Mr. Singer would tell clients to come up with a reason they would be in Houston or Hollywood, such as for a bar mitzvah or a wedding.
Stand-ins were paid to cheat on standardized tests.
Parents paid between $15,000 and $75,000 to Mr. Singer’s company so their children could be helped in one of three ways: Someone else would take the SAT or ACT exams for the student; a person would serve as the proctor and guide the students to the right answers; or someone would review and correct the students’ answers after the tests were taken.
In one case, according to the documents, Felicity Huffman, an actress, told Mr. Singer her daughter’s high school had its own exam proctor in mind.
In many cases, the students were not aware of the cheating.
Elisabeth Kimmel, the owner of a media company, used Mr. Singer’s services twice, first for her daughter in 2012 and then for her son in 2017, according to the documents. Her daughter attended Georgetown as a purported tennis recruit, and her son was accepted to the University of Southern California as a track-and-field pole-vaulter.
But he was caught off guard during orientation.
Handwriting samples were provided.
According to the documents, Jane Buckingham, who owns a boutique marketing firm in Los Angeles, agreed to pay $50,000 to Mr. Singer’s company so that someone other than her son would take the ACT. But the proctor would need to write the essay portion in a handwriting that mimicked her son’s.
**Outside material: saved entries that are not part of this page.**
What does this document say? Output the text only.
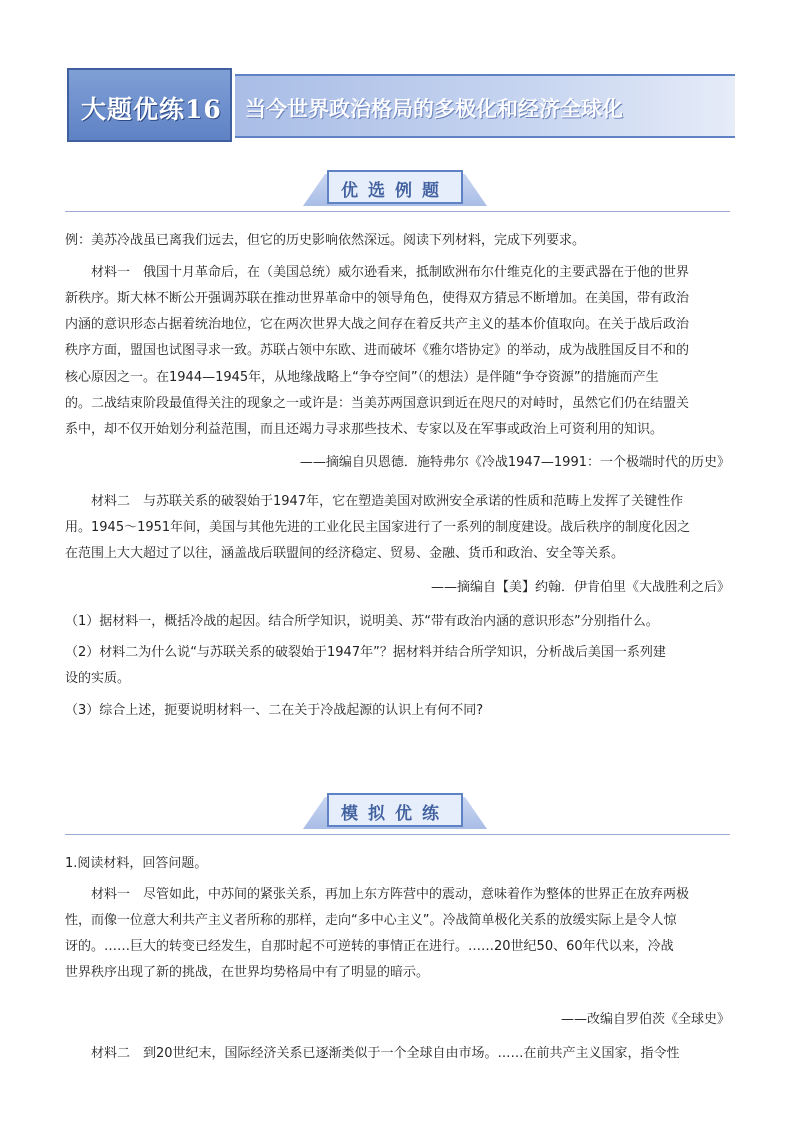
大题优练16 当今世界政治格局的多极化和经济全球化
优选例题
例：美苏冷战虽已离我们远去，但它的历史影响依然深远。阅读下列材料，完成下列要求。
材料一　俄国十月革命后，在（美国总统）威尔逊看来，抵制欧洲布尔什维克化的主要武器在于他的世界
新秩序。斯大林不断公开强调苏联在推动世界革命中的领导角色，使得双方猜忌不断增加。在美国，带有政治
内涵的意识形态占据着统治地位，它在两次世界大战之间存在着反共产主义的基本价值取向。在关于战后政治
秩序方面，盟国也试图寻求一致。苏联占领中东欧、进而破坏《雅尔塔协定》的举动，成为战胜国反目不和的
核心原因之一。在1944—1945年，从地缘战略上“争夺空间”（的想法）是伴随“争夺资源”的措施而产生
的。二战结束阶段最值得关注的现象之一或许是：当美苏两国意识到近在咫尺的对峙时，虽然它们仍在结盟关
系中，却不仅开始划分利益范围，而且还竭力寻求那些技术、专家以及在军事或政治上可资利用的知识。
——摘编自贝恩德．施特弗尔《冷战1947—1991：一个极端时代的历史》
材料二　与苏联关系的破裂始于1947年，它在塑造美国对欧洲安全承诺的性质和范畴上发挥了关键性作
用。1945～1951年间，美国与其他先进的工业化民主国家进行了一系列的制度建设。战后秩序的制度化因之
在范围上大大超过了以往，涵盖战后联盟间的经济稳定、贸易、金融、货币和政治、安全等关系。
——摘编自【美】约翰．伊肯伯里《大战胜利之后》
（1）据材料一，概括冷战的起因。结合所学知识，说明美、苏“带有政治内涵的意识形态”分别指什么。
（2）材料二为什么说“与苏联关系的破裂始于1947年”？据材料并结合所学知识，分析战后美国一系列建
设的实质。
（3）综合上述，扼要说明材料一、二在关于冷战起源的认识上有何不同?
模拟优练
1.阅读材料，回答问题。
材料一　尽管如此，中苏间的紧张关系，再加上东方阵营中的震动，意味着作为整体的世界正在放弃两极
性，而像一位意大利共产主义者所称的那样，走向“多中心主义”。冷战简单极化关系的放缓实际上是令人惊
讶的。……巨大的转变已经发生，自那时起不可逆转的事情正在进行。……20世纪50、60年代以来，冷战
世界秩序出现了新的挑战，在世界均势格局中有了明显的暗示。
——改编自罗伯茨《全球史》
材料二　到20世纪末，国际经济关系已逐渐类似于一个全球自由市场。……在前共产主义国家，指令性
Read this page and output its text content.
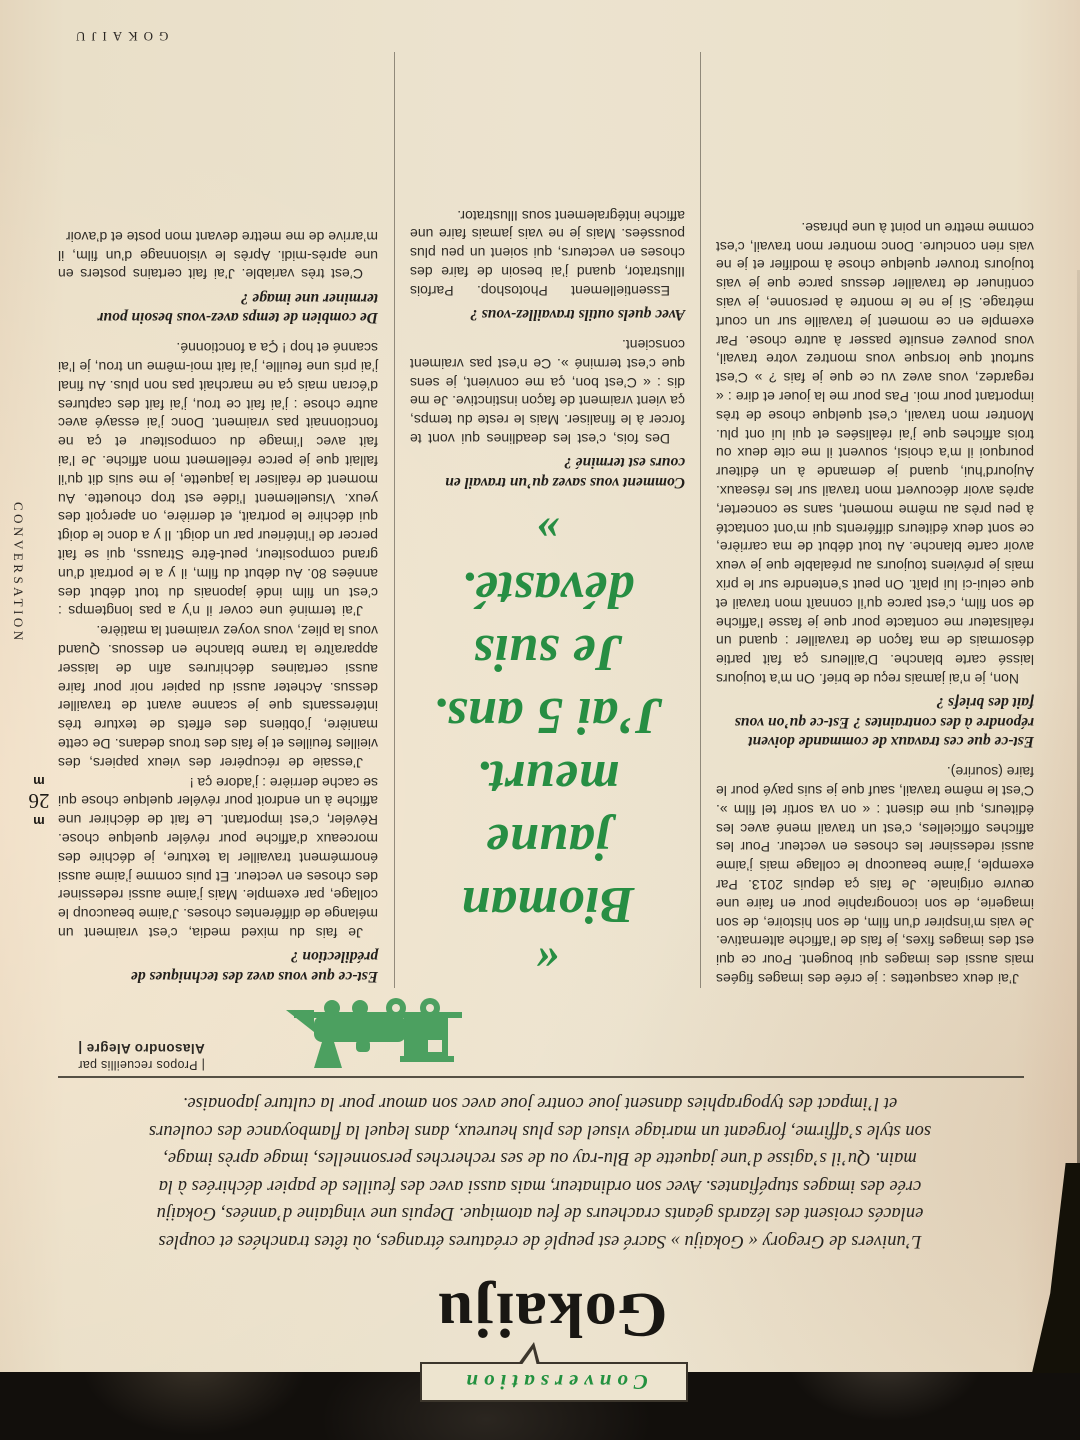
Conversation
Gokaiju
L’univers de Gregory « Gokaiju » Sacré est peuplé de créatures étranges, où têtes tranchées et couples
enlacés croisent des lézards géants cracheurs de feu atomique. Depuis une vingtaine d’années, Gokaiju
crée des images stupéfiantes. Avec son ordinateur, mais aussi avec des feuilles de papier déchirées à la
main. Qu’il s’agisse d’une jaquette de Blu-ray ou de ses recherches personnelles, image après image,
son style s’affirme, forgeant un mariage visuel des plus heureux, dans lequel la flamboyance des couleurs
et l’impact des typographies dansent joue contre joue avec son amour pour la culture japonaise.
| Propos recueillis par
Alasondro Alegre |

J’ai deux casquettes : je crée des images figées mais aussi des images qui bougent. Pour ce qui est des images fixes, je fais de l’affiche alternative. Je vais m’inspirer d’un film, de son histoire, de son imagerie, de son iconographie pour en faire une œuvre originale. Je fais ça depuis 2013. Par exemple, j’aime beaucoup le collage mais j’aime aussi redessiner les choses en vecteur. Pour les affiches officielles, c’est un travail mené avec les éditeurs, qui me disent : « on va sortir tel film ». C’est le même travail, sauf que je suis payé pour le faire (sourire).

Est-ce que ces travaux de commande doivent répondre à des contraintes ? Est-ce qu’on vous fait des briefs ?

Non, je n’ai jamais reçu de brief. On m’a toujours laissé carte blanche. D’ailleurs ça fait partie désormais de ma façon de travailler : quand un réalisateur me contacte pour que je fasse l’affiche de son film, c’est parce qu’il connaît mon travail et que celui-ci lui plaît. On peut s’entendre sur le prix mais je préviens toujours au préalable que je veux avoir carte blanche. Au tout début de ma carrière, ce sont deux éditeurs différents qui m’ont contacté à peu près au même moment, sans se concerter, après avoir découvert mon travail sur les réseaux. Aujourd’hui, quand je demande à un éditeur pourquoi il m’a choisi, souvent il me cite deux ou trois affiches que j’ai réalisées et qui lui ont plu. Montrer mon travail, c’est quelque chose de très important pour moi. Pas pour me la jouer et dire : « regardez, vous avez vu ce que je fais ? » C’est surtout que lorsque vous montrez votre travail, vous pouvez ensuite passer à autre chose. Par exemple en ce moment je travaille sur un court métrage. Si je ne le montre à personne, je vais continuer de travailler dessus parce que je vais toujours trouver quelque chose à modifier et je ne vais rien conclure. Donc montrer mon travail, c’est comme mettre un point à une phrase.

«
Bioman
jaune
meurt.
J’ai 5 ans.
Je suis
dévasté.
»
Comment vous savez qu’un travail en cours est terminé ?

Des fois, c’est les deadlines qui vont te forcer à le finaliser. Mais le reste du temps, ça vient vraiment de façon instinctive. Je me dis : « C’est bon, ça me convient, je sens que c’est terminé ». Ce n’est pas vraiment conscient.

Avec quels outils travaillez-vous ?

Essentiellement Photoshop. Parfois Illustrator, quand j’ai besoin de faire des choses en vecteurs, qui soient un peu plus poussées. Mais je ne vais jamais faire une affiche intégralement sous Illustrator.

Est-ce que vous avez des techniques de prédilection ?

Je fais du mixed media, c’est vraiment un mélange de différentes choses. J’aime beaucoup le collage, par exemple. Mais j’aime aussi redessiner des choses en vecteur. Et puis comme j’aime aussi énormément travailler la texture, je déchire des morceaux d’affiche pour révéler quelque chose. Révéler, c’est important. Le fait de déchirer une affiche à un endroit pour révéler quelque chose qui se cache derrière : j’adore ça !

J’essaie de récupérer des vieux papiers, des vieilles feuilles et je fais des trous dedans. De cette manière, j’obtiens des effets de texture très intéressants que je scanne avant de travailler dessus. Acheter aussi du papier noir pour faire aussi certaines déchirures afin de laisser apparaître la trame blanche en dessous. Quand vous la pliez, vous voyez vraiment la matière.

J’ai terminé une cover il n’y a pas longtemps : c’est un film indé japonais du tout début des années 80. Au début du film, il y a le portrait d’un grand compositeur, peut-être Strauss, qui se fait percer de l’intérieur par un doigt. Il y a donc le doigt qui déchire le portrait, et derrière, on aperçoit des yeux. Visuellement l’idée est trop chouette. Au moment de réaliser la jaquette, je me suis dit qu’il fallait que je perce réellement mon affiche. Je l’ai fait avec l’image du compositeur et ça ne fonctionnait pas vraiment. Donc j’ai essayé avec autre chose : j’ai fait ce trou, j’ai fait des captures d’écran mais ça ne marchait pas non plus. Au final j’ai pris une feuille, j’ai fait moi-même un trou, je l’ai scanné et hop ! Ça a fonctionné.

De combien de temps avez-vous besoin pour terminer une image ?

C’est très variable. J’ai fait certains posters en une après-midi. Après le visionnage d’un film, il m’arrive de me mettre devant mon poste et d’avoir

m
26
m
CONVERSATION
GOKAIJU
University coaches and administrators were paid to secure admission.
According to the charging documents, after the exams were scored high enough so that the students became competitive applicants, the parents paid bribes — structured as donations to the university and funneled through The Key — to university coaches, who would identify their children as athletic recruits.
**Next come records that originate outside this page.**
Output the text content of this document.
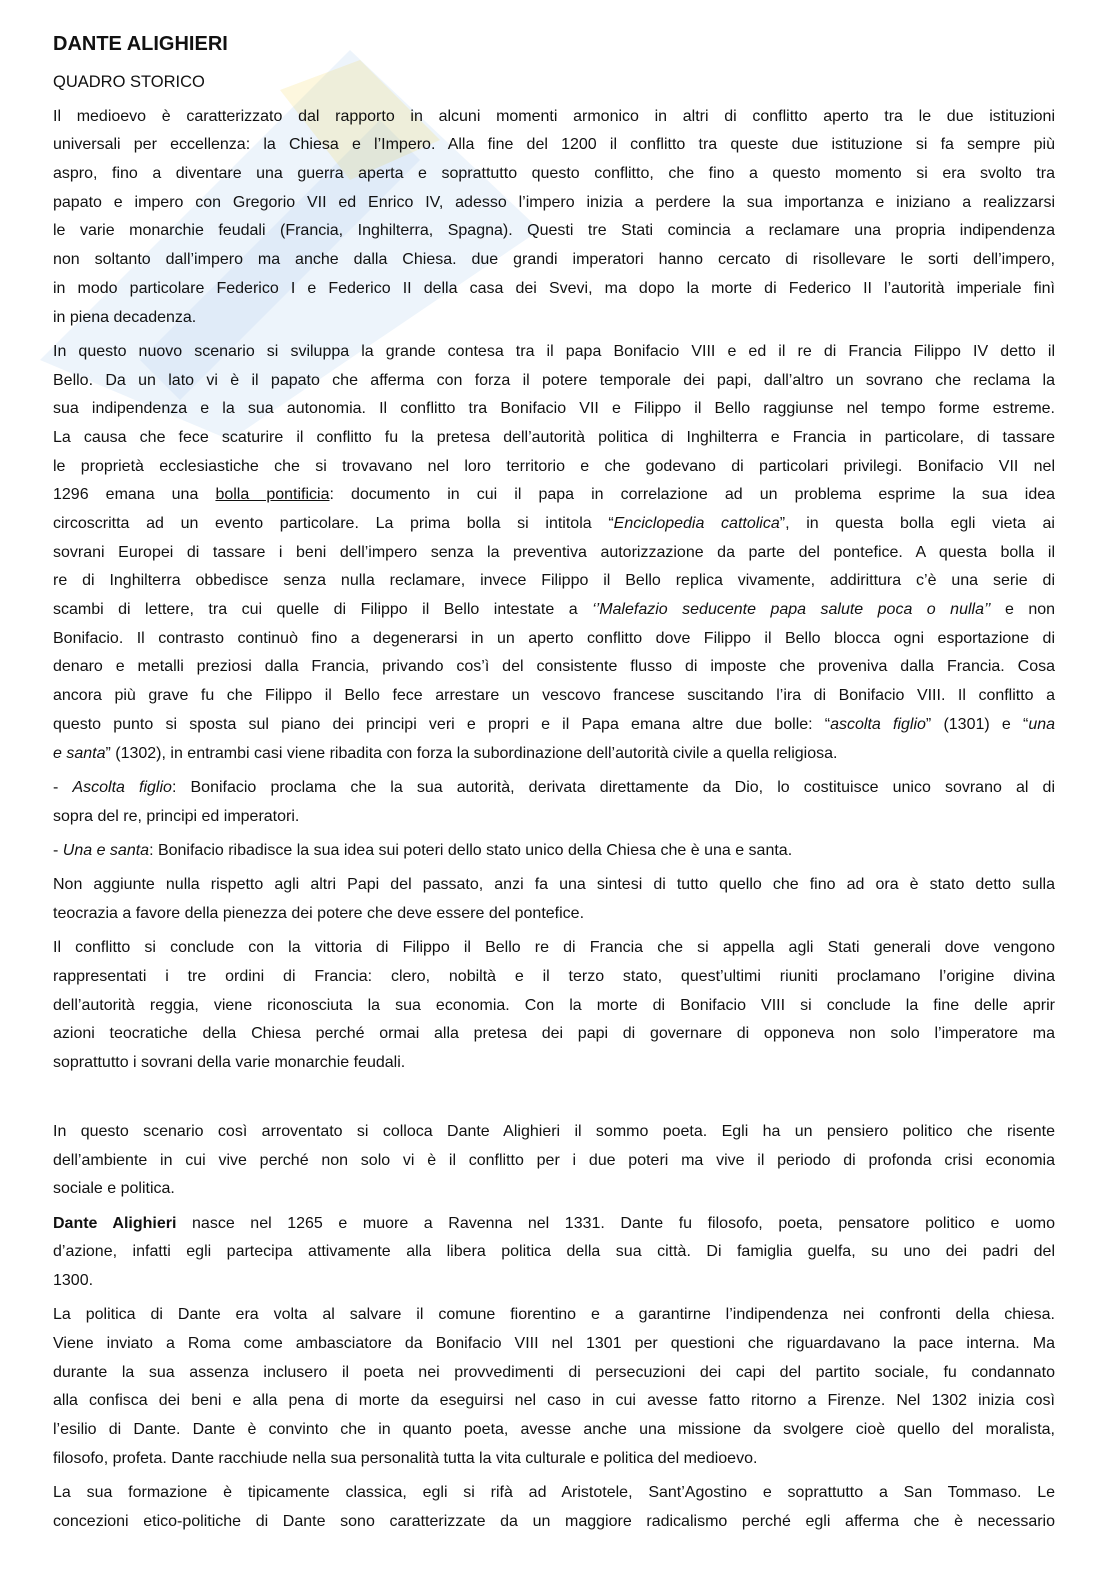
DANTE ALIGHIERI
QUADRO STORICO
Il medioevo è caratterizzato dal rapporto in alcuni momenti armonico in altri di conflitto aperto tra le due istituzioni
universali per eccellenza: la Chiesa e l’Impero. Alla fine del 1200 il conflitto tra queste due istituzione si fa sempre più
aspro, fino a diventare una guerra aperta e soprattutto questo conflitto, che fino a questo momento si era svolto tra
papato e impero con Gregorio VII ed Enrico IV, adesso l’impero inizia a perdere la sua importanza e iniziano a realizzarsi
le varie monarchie feudali (Francia, Inghilterra, Spagna). Questi tre Stati comincia a reclamare una propria indipendenza
non soltanto dall’impero ma anche dalla Chiesa. due grandi imperatori hanno cercato di risollevare le sorti dell’impero,
in modo particolare Federico I e Federico II della casa dei Svevi, ma dopo la morte di Federico II l’autorità imperiale finì
in piena decadenza.
In questo nuovo scenario si sviluppa la grande contesa tra il papa Bonifacio VIII e ed il re di Francia Filippo IV detto il
Bello. Da un lato vi è il papato che afferma con forza il potere temporale dei papi, dall’altro un sovrano che reclama la
sua indipendenza e la sua autonomia. Il conflitto tra Bonifacio VII e Filippo il Bello raggiunse nel tempo forme estreme.
La causa che fece scaturire il conflitto fu la pretesa dell’autorità politica di Inghilterra e Francia in particolare, di tassare
le proprietà ecclesiastiche che si trovavano nel loro territorio e che godevano di particolari privilegi. Bonifacio VII nel
1296 emana una bolla pontificia: documento in cui il papa in correlazione ad un problema esprime la sua idea
circoscritta ad un evento particolare. La prima bolla si intitola “Enciclopedia cattolica”, in questa bolla egli vieta ai
sovrani Europei di tassare i beni dell’impero senza la preventiva autorizzazione da parte del pontefice. A questa bolla il
re di Inghilterra obbedisce senza nulla reclamare, invece Filippo il Bello replica vivamente, addirittura c’è una serie di
scambi di lettere, tra cui quelle di Filippo il Bello intestate a ‘’Malefazio seducente papa salute poca o nulla’’ e non
Bonifacio. Il contrasto continuò fino a degenerarsi in un aperto conflitto dove Filippo il Bello blocca ogni esportazione di
denaro e metalli preziosi dalla Francia, privando cos’ì del consistente flusso di imposte che proveniva dalla Francia. Cosa
ancora più grave fu che Filippo il Bello fece arrestare un vescovo francese suscitando l’ira di Bonifacio VIII. Il conflitto a
questo punto si sposta sul piano dei principi veri e propri e il Papa emana altre due bolle: “ascolta figlio” (1301) e “una
e santa” (1302), in entrambi casi viene ribadita con forza la subordinazione dell’autorità civile a quella religiosa.
- Ascolta figlio: Bonifacio proclama che la sua autorità, derivata direttamente da Dio, lo costituisce unico sovrano al di
sopra del re, principi ed imperatori.
- Una e santa: Bonifacio ribadisce la sua idea sui poteri dello stato unico della Chiesa che è una e santa.
Non aggiunte nulla rispetto agli altri Papi del passato, anzi fa una sintesi di tutto quello che fino ad ora è stato detto sulla
teocrazia a favore della pienezza dei potere che deve essere del pontefice.
Il conflitto si conclude con la vittoria di Filippo il Bello re di Francia che si appella agli Stati generali dove vengono
rappresentati i tre ordini di Francia: clero, nobiltà e il terzo stato, quest’ultimi riuniti proclamano l’origine divina
dell’autorità reggia, viene riconosciuta la sua economia. Con la morte di Bonifacio VIII si conclude la fine delle aprir
azioni teocratiche della Chiesa perché ormai alla pretesa dei papi di governare di opponeva non solo l’imperatore ma
soprattutto i sovrani della varie monarchie feudali.
In questo scenario così arroventato si colloca Dante Alighieri il sommo poeta. Egli ha un pensiero politico che risente
dell’ambiente in cui vive perché non solo vi è il conflitto per i due poteri ma vive il periodo di profonda crisi economia
sociale e politica.
Dante Alighieri nasce nel 1265 e muore a Ravenna nel 1331. Dante fu filosofo, poeta, pensatore politico e uomo
d’azione, infatti egli partecipa attivamente alla libera politica della sua città. Di famiglia guelfa, su uno dei padri del
1300.
La politica di Dante era volta al salvare il comune fiorentino e a garantirne l’indipendenza nei confronti della chiesa.
Viene inviato a Roma come ambasciatore da Bonifacio VIII nel 1301 per questioni che riguardavano la pace interna. Ma
durante la sua assenza inclusero il poeta nei provvedimenti di persecuzioni dei capi del partito sociale, fu condannato
alla confisca dei beni e alla pena di morte da eseguirsi nel caso in cui avesse fatto ritorno a Firenze. Nel 1302 inizia così
l’esilio di Dante. Dante è convinto che in quanto poeta, avesse anche una missione da svolgere cioè quello del moralista,
filosofo, profeta. Dante racchiude nella sua personalità tutta la vita culturale e politica del medioevo.
La sua formazione è tipicamente classica, egli si rifà ad Aristotele, Sant’Agostino e soprattutto a San Tommaso. Le
concezioni etico-politiche di Dante sono caratterizzate da un maggiore radicalismo perché egli afferma che è necessario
[Read the full list of who has been charged here.]
Students’ faces were photoshopped onto athletes’ bodies.
A doctored image of the daughter of Agustin Huneeus Jr., the owner of several vineyards in Napa and elsewhere, was edited onto a picture of a water polo player, and described as a varsity athlete who had earned a team M.V.P., according to the charging documents.
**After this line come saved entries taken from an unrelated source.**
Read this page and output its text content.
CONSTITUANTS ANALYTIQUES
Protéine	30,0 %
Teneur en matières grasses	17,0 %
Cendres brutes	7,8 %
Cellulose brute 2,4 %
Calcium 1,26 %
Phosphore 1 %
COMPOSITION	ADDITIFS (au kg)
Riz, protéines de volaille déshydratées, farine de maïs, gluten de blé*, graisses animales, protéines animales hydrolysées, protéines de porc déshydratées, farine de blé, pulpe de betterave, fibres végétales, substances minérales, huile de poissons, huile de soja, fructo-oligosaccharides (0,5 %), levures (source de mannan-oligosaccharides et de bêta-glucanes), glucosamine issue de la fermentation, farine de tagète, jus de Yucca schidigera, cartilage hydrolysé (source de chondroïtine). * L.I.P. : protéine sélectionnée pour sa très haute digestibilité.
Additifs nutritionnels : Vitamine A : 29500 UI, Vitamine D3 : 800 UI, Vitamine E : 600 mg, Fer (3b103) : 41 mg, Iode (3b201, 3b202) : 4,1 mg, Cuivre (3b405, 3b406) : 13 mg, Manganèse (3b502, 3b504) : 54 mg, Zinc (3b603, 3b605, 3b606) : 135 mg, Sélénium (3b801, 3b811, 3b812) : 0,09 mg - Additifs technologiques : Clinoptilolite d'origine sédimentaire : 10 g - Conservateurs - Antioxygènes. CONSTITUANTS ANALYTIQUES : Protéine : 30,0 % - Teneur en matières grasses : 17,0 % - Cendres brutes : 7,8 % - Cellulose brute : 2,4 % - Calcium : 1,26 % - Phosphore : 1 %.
Athletic accomplishments were faked
In many cases, bogus achievements were added to college applications. In one case, the documents showed, a teenage girl who did not play soccer was identified as a star player. In her application, she was described as the co-captain of a prominent club soccer team in Southern California and was accepted as a recruit for the women’s soccer team at Yale.
Payments were disguised as charitable donations.
After acceptance into their chosen universities, according to details outlined in the charging documents, the parents would make significant payments to Mr. Singer’s company. The payments — often hundreds of thousands of dollars — were disguised as donations and would be funneled through the organization to the universities, the documents said, allowing the parents to claim tax deductions.